There also were statistically significant improvements, relative to the natural course, in tests of muscle strength and in sit-to-stand evaluations (ease of standing up from a seated position).

According to Stealth, more detailed results will be presented at upcoming medical meetings.

“We are grateful to have access to such recent and carefully collected natural history data to serve as a control for our TAZPOWER open-label extension, demonstrating the tremendous potential of elamipretide,” Reenie McCarthy, CEO of Stealth, said in a press release. “Thanks to the foresight and commitment of our investigators at Johns Hopkins and the Barth Syndrome Foundation, we have been able to show that elamipretide’s effect on important functional parameters associated with Barth is not only striking but well-beyond what would be expected based on the natural course of disease progression.”

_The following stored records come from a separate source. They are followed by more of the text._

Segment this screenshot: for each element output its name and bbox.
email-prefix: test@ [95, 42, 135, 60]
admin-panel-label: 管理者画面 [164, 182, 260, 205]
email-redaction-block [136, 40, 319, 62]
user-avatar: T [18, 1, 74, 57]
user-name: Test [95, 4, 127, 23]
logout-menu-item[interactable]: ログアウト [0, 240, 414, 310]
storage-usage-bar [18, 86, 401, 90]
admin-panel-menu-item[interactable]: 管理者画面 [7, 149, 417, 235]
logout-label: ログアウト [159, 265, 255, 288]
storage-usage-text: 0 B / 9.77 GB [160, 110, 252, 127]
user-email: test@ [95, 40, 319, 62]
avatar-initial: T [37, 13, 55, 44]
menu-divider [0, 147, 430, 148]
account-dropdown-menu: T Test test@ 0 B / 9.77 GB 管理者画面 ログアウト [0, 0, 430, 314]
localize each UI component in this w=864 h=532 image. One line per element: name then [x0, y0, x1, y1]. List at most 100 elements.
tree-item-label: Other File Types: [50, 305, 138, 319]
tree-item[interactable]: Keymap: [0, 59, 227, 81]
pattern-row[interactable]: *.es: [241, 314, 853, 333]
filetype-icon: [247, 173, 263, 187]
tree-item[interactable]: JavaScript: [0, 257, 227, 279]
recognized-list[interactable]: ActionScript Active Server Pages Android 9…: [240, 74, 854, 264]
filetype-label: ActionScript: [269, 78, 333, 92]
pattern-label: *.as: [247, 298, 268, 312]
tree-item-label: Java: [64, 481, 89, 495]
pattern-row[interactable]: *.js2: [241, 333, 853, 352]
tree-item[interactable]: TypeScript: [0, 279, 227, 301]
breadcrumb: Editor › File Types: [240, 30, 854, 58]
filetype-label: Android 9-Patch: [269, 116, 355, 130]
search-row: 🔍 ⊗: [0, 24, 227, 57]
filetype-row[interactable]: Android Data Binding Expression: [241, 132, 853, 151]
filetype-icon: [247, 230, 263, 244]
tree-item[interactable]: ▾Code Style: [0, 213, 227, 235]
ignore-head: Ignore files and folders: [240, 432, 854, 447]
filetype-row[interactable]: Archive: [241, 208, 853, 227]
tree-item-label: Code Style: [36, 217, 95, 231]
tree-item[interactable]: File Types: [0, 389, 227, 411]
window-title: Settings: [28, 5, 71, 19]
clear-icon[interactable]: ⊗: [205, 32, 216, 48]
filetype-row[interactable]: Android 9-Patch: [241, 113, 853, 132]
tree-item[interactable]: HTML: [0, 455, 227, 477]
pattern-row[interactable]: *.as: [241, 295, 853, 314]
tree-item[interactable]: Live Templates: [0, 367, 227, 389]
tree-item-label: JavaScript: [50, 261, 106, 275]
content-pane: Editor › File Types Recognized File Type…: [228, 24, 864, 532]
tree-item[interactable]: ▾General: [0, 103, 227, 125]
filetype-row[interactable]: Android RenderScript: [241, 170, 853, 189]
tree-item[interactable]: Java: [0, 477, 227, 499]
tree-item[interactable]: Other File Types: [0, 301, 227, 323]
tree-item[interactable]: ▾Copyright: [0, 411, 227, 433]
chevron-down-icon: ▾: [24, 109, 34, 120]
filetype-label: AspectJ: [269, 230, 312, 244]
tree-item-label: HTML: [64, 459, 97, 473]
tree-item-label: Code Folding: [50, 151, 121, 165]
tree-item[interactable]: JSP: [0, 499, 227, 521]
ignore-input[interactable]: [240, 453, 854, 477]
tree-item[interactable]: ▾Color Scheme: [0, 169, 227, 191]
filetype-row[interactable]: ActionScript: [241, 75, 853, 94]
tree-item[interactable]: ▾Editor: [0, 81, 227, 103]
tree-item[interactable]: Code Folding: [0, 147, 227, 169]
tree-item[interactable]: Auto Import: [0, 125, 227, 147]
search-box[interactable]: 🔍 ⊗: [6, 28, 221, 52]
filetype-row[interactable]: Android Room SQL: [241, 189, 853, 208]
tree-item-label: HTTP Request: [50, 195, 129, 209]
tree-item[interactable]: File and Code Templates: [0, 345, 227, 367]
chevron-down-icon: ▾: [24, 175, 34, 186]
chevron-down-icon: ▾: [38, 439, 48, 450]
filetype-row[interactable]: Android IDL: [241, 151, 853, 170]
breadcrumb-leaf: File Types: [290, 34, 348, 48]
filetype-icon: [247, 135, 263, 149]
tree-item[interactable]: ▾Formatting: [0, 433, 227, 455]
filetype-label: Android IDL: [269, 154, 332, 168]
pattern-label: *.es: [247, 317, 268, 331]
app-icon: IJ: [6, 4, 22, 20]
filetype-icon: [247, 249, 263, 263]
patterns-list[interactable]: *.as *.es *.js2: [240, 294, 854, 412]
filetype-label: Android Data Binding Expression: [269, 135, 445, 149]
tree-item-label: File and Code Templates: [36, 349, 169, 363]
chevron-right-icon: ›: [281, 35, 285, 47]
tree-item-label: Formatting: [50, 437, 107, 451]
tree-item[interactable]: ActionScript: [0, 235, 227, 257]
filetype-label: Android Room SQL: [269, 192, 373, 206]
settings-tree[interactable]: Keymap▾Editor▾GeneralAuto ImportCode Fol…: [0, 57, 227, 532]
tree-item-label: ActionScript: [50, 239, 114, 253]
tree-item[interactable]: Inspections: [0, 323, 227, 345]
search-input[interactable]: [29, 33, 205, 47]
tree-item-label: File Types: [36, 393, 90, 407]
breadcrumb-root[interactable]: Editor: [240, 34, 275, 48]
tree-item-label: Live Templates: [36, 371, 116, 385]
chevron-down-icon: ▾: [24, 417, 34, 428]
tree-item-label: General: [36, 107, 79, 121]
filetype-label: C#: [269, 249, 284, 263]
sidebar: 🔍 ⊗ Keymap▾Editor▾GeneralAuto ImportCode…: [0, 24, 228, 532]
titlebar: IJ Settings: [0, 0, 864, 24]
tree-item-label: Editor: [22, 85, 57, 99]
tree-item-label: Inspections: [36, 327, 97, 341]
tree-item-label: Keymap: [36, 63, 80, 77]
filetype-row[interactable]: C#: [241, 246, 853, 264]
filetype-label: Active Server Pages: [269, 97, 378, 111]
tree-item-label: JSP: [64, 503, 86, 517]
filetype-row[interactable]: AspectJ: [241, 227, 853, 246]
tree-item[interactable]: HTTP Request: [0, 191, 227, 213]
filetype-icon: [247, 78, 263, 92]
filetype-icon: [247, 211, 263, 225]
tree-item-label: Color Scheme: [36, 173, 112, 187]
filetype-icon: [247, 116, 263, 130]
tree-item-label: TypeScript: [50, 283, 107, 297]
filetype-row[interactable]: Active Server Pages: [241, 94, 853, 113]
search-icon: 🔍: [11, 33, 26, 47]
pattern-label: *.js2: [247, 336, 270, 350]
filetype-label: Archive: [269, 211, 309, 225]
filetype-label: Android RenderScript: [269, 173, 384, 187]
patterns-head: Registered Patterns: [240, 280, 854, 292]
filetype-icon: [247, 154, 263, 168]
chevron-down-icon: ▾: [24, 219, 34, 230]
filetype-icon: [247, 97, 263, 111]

“Our patient community is in dire need of a therapy that addresses the complex, multi-system challenges that occur as a result of Barth syndrome,” said Emily Milligan, executive director of the Barth Syndrome Foundation. “In our meetings with FDA, the Agency has emphasized the importance of natural history data to support therapeutic development in this ultra-rare disease, and we are optimistic to see elamipretide demonstrate such measurable improvements in several key markers of disease that have otherwise been shown to persist over time.”